San Domingo, à l'est du village de Juffureh, est le premier peuplement portugais de la région. Il fournissait l'île James en eau potable ; c'est aussi là que les marchands européens rencontraient leurs homologues africains. Albréda, probablement un autre peuplement portugais, fut loué aux marchands français en 1681. Il devint l'emplacement du comptoir français en Gambie. Albréda et San Domingo étaient les principaux comptoirs marchands du royaume de Niumi et le « destination finale », vers l'ouest, des longues routes marchandes venues de l'intérieur des terres.
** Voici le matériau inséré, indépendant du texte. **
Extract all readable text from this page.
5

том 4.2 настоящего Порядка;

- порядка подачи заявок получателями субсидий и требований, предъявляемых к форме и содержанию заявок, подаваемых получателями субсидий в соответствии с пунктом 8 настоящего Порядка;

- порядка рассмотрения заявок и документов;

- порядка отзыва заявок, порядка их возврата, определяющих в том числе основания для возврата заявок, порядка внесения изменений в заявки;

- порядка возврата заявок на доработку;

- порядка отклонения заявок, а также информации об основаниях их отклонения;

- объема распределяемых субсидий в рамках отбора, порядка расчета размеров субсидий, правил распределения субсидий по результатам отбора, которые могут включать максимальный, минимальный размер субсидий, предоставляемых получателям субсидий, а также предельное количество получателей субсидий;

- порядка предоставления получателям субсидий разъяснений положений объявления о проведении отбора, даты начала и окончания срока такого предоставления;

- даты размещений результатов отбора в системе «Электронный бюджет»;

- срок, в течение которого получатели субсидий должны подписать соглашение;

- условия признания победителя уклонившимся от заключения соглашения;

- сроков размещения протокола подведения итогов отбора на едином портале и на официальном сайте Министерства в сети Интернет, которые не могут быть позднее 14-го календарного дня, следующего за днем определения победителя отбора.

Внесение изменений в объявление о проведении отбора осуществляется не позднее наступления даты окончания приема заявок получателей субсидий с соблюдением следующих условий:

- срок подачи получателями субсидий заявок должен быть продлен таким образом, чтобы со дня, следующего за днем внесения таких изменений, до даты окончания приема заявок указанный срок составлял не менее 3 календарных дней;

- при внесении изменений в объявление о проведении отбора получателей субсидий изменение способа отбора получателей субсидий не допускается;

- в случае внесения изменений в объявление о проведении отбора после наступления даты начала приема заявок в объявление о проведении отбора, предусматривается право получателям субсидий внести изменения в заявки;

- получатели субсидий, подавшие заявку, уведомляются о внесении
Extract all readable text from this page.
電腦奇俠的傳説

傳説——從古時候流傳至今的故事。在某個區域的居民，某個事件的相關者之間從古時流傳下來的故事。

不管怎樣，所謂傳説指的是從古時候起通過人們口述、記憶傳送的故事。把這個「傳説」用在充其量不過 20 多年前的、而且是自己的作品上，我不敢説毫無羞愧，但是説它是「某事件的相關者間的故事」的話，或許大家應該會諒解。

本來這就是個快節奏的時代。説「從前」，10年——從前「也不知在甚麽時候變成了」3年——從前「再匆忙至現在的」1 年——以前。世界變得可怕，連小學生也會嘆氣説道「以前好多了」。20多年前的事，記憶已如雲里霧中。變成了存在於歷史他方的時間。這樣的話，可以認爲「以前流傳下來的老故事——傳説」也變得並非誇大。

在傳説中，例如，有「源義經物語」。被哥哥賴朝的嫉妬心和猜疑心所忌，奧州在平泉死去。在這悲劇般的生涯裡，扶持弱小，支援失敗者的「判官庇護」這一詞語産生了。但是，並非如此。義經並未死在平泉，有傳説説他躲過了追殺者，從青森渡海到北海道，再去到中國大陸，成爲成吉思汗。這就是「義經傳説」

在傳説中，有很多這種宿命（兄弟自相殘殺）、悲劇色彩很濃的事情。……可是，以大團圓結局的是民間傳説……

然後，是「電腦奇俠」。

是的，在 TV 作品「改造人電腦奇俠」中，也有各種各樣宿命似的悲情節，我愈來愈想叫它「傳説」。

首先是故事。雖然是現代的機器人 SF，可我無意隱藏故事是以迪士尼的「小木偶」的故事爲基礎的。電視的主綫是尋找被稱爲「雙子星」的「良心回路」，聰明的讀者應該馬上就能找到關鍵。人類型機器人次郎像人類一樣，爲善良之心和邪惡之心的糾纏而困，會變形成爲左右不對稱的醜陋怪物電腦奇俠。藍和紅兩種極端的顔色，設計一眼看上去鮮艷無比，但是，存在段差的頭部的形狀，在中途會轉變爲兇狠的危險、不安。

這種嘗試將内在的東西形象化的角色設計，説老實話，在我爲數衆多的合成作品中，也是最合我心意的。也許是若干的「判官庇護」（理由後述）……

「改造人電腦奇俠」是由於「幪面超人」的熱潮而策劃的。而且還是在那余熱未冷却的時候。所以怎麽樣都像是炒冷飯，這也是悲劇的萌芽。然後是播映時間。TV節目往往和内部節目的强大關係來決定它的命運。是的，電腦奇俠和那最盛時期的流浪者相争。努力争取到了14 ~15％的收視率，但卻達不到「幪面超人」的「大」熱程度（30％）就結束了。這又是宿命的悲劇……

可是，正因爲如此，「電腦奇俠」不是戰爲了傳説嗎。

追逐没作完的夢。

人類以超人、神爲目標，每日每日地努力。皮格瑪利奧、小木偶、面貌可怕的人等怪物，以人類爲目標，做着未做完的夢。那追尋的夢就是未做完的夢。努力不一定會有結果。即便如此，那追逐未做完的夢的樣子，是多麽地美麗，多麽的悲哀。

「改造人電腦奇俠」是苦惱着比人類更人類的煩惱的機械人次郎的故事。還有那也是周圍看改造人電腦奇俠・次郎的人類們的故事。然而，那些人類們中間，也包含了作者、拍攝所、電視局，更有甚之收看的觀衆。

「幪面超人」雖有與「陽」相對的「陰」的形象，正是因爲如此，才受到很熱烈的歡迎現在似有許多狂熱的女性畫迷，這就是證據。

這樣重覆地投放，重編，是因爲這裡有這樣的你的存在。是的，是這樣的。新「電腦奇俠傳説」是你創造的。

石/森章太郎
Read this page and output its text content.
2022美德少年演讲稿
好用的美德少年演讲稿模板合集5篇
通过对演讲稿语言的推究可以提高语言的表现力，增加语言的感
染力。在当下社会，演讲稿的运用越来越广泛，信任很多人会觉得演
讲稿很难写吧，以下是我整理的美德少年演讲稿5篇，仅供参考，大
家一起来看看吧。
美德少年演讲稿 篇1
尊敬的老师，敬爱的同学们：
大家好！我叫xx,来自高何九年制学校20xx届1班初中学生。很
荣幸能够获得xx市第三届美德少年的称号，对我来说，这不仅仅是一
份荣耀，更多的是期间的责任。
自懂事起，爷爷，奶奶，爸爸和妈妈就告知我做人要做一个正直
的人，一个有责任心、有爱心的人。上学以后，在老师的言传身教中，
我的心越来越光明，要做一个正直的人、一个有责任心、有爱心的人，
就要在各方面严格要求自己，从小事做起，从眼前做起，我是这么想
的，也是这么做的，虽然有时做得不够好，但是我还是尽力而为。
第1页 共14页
À la demande des Anglais, les Français abandonnèrent le site en 1857 mais revinrent, comme le montrent les vestiges des bâtiments de deux compagnies marchandes françaises, Maurel Frères et CFAO. Juffureh est le village des marchands mandingues, le lieu où les Britanniques faisaient leurs affaires et depuis lequel ils gouvernaient la région.

La batterie à six canons (1816) et le Fort Bullen (1826), situés des deux côtés de l'embouchure de la Gambie, furent construits dans l'intention d'éliminer le commerce des esclaves une fois celui-ci déclaré illégal dans l'empire britannique, après l'adoption de la loi d'abolition en 1807. Les sites furent abandonnés en 1870. Pendant la Seconde Guerre mondiale, l'armée britannique réutilisa le fort Bullen comme observatoire et base d'artillerie pour se protéger contre une éventuelle attaque des Français, qui contrôlaient le Sénégal. Après la Seconde Guerre mondiale, le fort fut à nouveau abandonné.